What does the metals surge mean?
While formerly not anticipating a multiyear lag in the overall industrial metals surge since the 2012 end of the five-year financial crisis, few expected the metals surge comeback in the current year.
With U.S. manufacturing and exports suffering from an expected continued downturn, no one predicted the return of such industrial metals as copper, palladium and zinc, which now have actively hit multi-year highs as a moderate U.S. economic comeback distinguished itself this year. In fact, the subsequent multiyear comeback has been attributed to a weakening dollar, supply cutting of less-active mining companies, China’s concentration on greater non-Co² production and overall export demand.
According to this year’s overall industrial metal usage volume, the aforementioned metals volume has jumped to an overall increase of 22% by midyear 2017 after a 19% increase in 2016. This is its highest level since the end of 2013.
What is particularly impressive in such unexpected increases is that a downturn had been expected this year after a reasonable uptick in 2016. Due to the sensitivity of industrial metals, which are considered a major indicator of industrial manufacturing as a whole, there were no previous indications that such critical metals as copper, zinc and palladium would have the great year that they now are enjoying.
In attempting to project a climb of overall U.S. manufacturing, the congressionally-passed initiatives, signed off by President Trump, will play a major role in the GOP’s forthcoming midterm electoral success. Also helping Trump’s 2018 political rebound success will be the GOP administration’s ability to further accelerate the production level of American factories, the return of previously divested facilities offshore and the incentives offered to bring hundreds of billions of dollars of funds back to the U.S., through tax and infrastructure-improvement incentives.
As the turbulent year 2017 comes to an end, the combination of continued low interest rates, a weak dollar and a comeback in industrial/commercial construction such as housing, office buildings and a continuance in transportation equipment, as well as pipeline expansion will play a heavy role in the economy’s upward direction.
If these developments occur simultaneously, such positive economic expansion will play a decisive role in the GOP’s potential midterm election success as well as a major economic recovery.
U.S. energy exports take off substantially
When President Barack Obama lifted the 1975 U.S. export oil embargo to gain the GOP votes needed to pass the fiscal 2017 annual budget in early October 2016, he did this despite his desire to further curb an already fading oil production in favor of renewables. It also opened the door to a dramatic oil and natural gas rebound, which the outgoing president felt would be negated by an expected Hillary Clinton presidency only a month later.

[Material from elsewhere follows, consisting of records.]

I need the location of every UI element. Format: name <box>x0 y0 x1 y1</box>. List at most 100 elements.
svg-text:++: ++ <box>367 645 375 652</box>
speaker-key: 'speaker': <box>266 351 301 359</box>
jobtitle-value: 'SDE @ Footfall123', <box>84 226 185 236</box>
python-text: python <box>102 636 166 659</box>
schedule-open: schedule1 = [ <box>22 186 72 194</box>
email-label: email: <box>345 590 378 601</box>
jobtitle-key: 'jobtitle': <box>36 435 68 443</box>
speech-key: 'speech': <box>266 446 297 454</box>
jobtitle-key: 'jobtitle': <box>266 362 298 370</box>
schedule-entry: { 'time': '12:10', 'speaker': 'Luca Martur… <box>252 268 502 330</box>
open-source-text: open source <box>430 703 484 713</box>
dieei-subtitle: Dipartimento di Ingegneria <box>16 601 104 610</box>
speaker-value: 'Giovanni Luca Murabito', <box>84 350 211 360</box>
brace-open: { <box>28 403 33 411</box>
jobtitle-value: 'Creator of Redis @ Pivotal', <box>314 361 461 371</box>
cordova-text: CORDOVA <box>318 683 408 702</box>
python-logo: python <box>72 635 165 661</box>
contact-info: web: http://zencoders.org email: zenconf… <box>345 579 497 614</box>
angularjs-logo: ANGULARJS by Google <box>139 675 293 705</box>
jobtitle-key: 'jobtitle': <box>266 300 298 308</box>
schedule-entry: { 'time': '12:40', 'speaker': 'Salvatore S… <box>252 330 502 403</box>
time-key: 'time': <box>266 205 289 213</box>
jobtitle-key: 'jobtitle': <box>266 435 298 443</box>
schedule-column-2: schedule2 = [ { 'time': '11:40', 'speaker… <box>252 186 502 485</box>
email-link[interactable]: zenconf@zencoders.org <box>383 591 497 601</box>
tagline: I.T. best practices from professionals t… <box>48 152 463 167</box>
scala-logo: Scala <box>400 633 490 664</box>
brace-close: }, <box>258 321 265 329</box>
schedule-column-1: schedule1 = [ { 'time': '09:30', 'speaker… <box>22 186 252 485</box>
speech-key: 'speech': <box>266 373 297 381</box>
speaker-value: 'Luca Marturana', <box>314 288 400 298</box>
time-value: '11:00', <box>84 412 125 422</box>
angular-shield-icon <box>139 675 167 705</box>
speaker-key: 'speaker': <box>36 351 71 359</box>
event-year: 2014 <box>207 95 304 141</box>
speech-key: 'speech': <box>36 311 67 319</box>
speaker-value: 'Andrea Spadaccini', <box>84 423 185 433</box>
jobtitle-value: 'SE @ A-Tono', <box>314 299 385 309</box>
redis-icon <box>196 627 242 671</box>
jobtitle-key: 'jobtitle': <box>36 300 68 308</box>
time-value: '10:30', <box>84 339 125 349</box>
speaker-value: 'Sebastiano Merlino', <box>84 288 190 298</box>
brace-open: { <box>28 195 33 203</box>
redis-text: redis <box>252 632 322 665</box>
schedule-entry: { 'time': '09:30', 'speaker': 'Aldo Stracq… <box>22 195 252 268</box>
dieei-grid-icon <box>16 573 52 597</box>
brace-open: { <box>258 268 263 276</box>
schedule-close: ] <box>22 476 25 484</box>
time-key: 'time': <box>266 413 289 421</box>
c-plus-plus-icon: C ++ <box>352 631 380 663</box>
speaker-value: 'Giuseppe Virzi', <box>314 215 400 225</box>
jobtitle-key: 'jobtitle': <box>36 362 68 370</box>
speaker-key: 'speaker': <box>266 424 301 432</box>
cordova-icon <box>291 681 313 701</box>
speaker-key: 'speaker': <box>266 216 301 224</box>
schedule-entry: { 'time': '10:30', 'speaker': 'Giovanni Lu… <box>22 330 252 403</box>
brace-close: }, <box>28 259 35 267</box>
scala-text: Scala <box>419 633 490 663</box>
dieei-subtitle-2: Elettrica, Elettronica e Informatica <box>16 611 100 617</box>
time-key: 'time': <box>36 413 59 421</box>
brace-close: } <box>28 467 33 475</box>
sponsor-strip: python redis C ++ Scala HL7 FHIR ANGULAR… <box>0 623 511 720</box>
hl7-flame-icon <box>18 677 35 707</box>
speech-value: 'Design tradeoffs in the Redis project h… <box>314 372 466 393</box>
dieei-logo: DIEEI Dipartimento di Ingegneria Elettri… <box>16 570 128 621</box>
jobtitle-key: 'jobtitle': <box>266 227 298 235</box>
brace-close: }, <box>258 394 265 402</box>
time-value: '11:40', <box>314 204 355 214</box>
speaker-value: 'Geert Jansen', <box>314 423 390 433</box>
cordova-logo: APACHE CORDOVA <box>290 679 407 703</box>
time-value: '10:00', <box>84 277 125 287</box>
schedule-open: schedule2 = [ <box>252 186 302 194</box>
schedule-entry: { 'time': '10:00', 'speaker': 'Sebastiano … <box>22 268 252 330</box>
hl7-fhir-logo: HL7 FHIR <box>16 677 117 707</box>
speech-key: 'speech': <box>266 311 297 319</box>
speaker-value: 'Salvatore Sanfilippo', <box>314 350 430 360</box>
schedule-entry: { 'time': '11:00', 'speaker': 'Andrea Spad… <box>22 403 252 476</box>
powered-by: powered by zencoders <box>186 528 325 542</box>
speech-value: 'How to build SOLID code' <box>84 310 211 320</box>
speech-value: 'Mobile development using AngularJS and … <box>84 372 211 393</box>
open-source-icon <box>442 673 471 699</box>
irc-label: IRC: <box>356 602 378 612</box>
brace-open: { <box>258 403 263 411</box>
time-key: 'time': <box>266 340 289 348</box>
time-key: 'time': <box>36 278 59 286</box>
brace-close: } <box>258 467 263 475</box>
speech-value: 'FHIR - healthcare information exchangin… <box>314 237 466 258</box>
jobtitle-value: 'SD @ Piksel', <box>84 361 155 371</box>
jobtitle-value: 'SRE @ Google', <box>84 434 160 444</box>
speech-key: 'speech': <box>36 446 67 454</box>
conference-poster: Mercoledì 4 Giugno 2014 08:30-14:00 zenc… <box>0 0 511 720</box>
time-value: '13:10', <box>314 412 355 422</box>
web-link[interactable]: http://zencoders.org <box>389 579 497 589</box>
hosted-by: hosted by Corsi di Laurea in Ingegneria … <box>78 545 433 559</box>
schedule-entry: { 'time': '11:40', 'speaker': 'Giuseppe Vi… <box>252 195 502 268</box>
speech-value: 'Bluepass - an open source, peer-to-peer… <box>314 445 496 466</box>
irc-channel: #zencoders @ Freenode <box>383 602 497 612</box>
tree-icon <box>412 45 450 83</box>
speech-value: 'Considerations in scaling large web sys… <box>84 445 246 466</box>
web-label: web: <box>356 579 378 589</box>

Oil prices have continued to be stuck near $50 a barrel, one-half the WTI price before the great financial recession of 2008-11. But with drilling rig costs and various associated supplies greatly decreased, this has opened the door to already substantial oil exports (1.2 million barrels per day), as well as a surge in exports of liquid natural gas, primarily to Southeast Asia, but also lately to Europe. These have provided a meaningful upward surge in overall U.S. exports.
While both world-leading 10-million barrels-per-day producers — Saudi Arabia and Russia — have been unsuccessful in getting prices up due to the United States’ vastly increased “shale production,” they have kept world prices from rising. U.S. shipments are spreading to other parts of the world, putting an even greater lid on competitive oil and natural-gas pricing. This could signal greater price-cutting in the future since worldwide demand in the near future will not match the heavily increased fossil fuels now reaching world markets.
With U.S. gasoline demand hanging in at around 20 million gal., per day, less than half is provided by light Texas-based domestic production. The other half has been provided by Saudi Arabia and Venezuela import-based oil usage. This is due to foreign owned U.S. refineries that have been controlled for years by the Saudis and Venezuelans.
However, it is expected that this will be partially offset by a dramatic reduction in Venezuelan activity due to the latter’s serious internal economic crackup, putting U.S. refineries back into play most recently. When projecting into 2018 and beyond, the totality of America’s oil and natural-gas production is expected to reach a 50% increase as the calendar flips over to the 2020s. Such developments are considered a near certainty.
While a Hillary Clinton presidency likely would have increased the 10% proportion of ethanol to each gallon of gasoline, plus the shutting down of the remaining U.S. coal mines despite its need for using thermal coal for steel production. The Trump presidency has said it is totally committed to the coal- mines rebound in West Virginia, Virginia, Kentucky, eastern Ohio and eastern Pennsylvania. Only New York has put a lid on coal mining in a state that is dramatically opposed to all initiatives stemming from the conservative Trump administration’s economic growth initiatives.
The changes that will be occurring early in 2018, impacting the return of U.S-based production and manufacturing activity, likely will assure the administration a major political plus prior to the early November 2018 midterm senatorial and congressional elections.